Thursday, October 02, 2008

Factor #6: It Won't Actually Be Paulson's Money

I realized this today. In a follow up to my post on "Why Paulson's Money is No Good" describing why government money can't replace private capital, I forgot one key item, and it's a really good one.

Broad open-ended "emergency" legislation such as the $700b bailout is implemented and interpreted by men. A key feature of the rule of law, and the principle behind the idea the idea of a "government of laws, not men" is that the caliber of people to objectively interpret and benevolently administer law varies. And one feature of a pragmatic approach to public service is that credible men make us think that a government of men is alright. Greenspan, in many times running the FED as if he were a private banker, lulled us into thinking that the FED as legal entity isn't so bad.

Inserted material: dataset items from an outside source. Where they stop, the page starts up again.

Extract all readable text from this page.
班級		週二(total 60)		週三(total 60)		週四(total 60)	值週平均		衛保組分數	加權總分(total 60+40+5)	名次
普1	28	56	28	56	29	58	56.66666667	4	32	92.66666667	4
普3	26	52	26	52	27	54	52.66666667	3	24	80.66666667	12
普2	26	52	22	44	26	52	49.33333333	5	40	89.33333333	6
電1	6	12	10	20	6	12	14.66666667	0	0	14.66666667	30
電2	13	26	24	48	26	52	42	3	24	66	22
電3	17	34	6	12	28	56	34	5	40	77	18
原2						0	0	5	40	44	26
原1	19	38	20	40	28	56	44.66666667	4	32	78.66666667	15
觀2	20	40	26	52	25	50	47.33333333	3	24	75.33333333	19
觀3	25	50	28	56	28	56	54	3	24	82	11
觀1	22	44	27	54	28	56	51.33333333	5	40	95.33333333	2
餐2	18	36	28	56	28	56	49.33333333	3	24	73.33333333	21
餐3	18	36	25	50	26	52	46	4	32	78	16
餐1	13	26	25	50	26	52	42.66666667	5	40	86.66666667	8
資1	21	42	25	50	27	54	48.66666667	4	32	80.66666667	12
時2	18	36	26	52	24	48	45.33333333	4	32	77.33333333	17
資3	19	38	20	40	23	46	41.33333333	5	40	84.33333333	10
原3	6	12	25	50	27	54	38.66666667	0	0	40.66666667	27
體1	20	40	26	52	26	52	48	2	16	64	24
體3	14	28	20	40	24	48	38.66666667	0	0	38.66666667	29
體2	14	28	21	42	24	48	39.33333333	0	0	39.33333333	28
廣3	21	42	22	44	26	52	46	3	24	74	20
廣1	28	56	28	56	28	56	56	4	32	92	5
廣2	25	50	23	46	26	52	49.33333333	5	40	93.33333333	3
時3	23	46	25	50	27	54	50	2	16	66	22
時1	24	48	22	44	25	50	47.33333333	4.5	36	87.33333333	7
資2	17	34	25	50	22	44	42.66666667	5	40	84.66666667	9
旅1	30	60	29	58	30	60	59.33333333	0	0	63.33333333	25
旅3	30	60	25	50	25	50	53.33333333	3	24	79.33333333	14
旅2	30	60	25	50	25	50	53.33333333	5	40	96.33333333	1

Enter Hank Paulson. He's credible as an ex-Wall Street CEO, right? I have many conservative friends who, on that basis alone, are willing to at least entertain the idea that the bail-out money can't be spent that poorly. But civil servants change. New ones come. Sometimes the one we entrust a particular policy to is not the one who actually carries it out, and as a result, they carry it out poorly.

Hank Paulson isn't going to be the one administering this bail-out. In all likelihood, it will be the person selected as Treasury Secretary under President Obama [sic]. Do you know who that is? I certainly don't. Are you willing to trust that person to make good judgements about how to effectively spend this money? I shudder at the thought.


C. August said...

That's a great point. Assuming that it's a foregone conclusion that some awful bailout will happen, it undoubtedly will be someone else administering it.

This brings up the question: who will President.. choke, cough, Obama pick?

Kendall J said...

No idea. Hate to even speculate. Someone who looks credible but will speak more to his philosophy, which means he'll take advantage of every "option" built into the bail-out to advance social causes, and not get serious about bank recapitalization.

Steven Singer said...

As usual, this is another great point Kendall. My question is whether Paulson or Bernanke would even be in these positions if the powers that be couldn't trust them to do "the right thing"? We know that Allan Greenspan was once a sound money man. By studying his early writings on the economy we expected that his approach would have been anything but setting an artificially low price for credit. Yet we are paying the price for his years of price fixing. The next question to ask is whether the system corrupts the individual or if the system only selects those individual upon whom it can trust manipulate credit and impose government control over the free market? Furthermore, if the free market is dead, as it appears, does it even matter who runs the fed or the treasury? As you mentioned, it is tough to speculate about future events in this uncertain climate, but I'm confident enough to admit that I'm not optimistic based on historical precedent.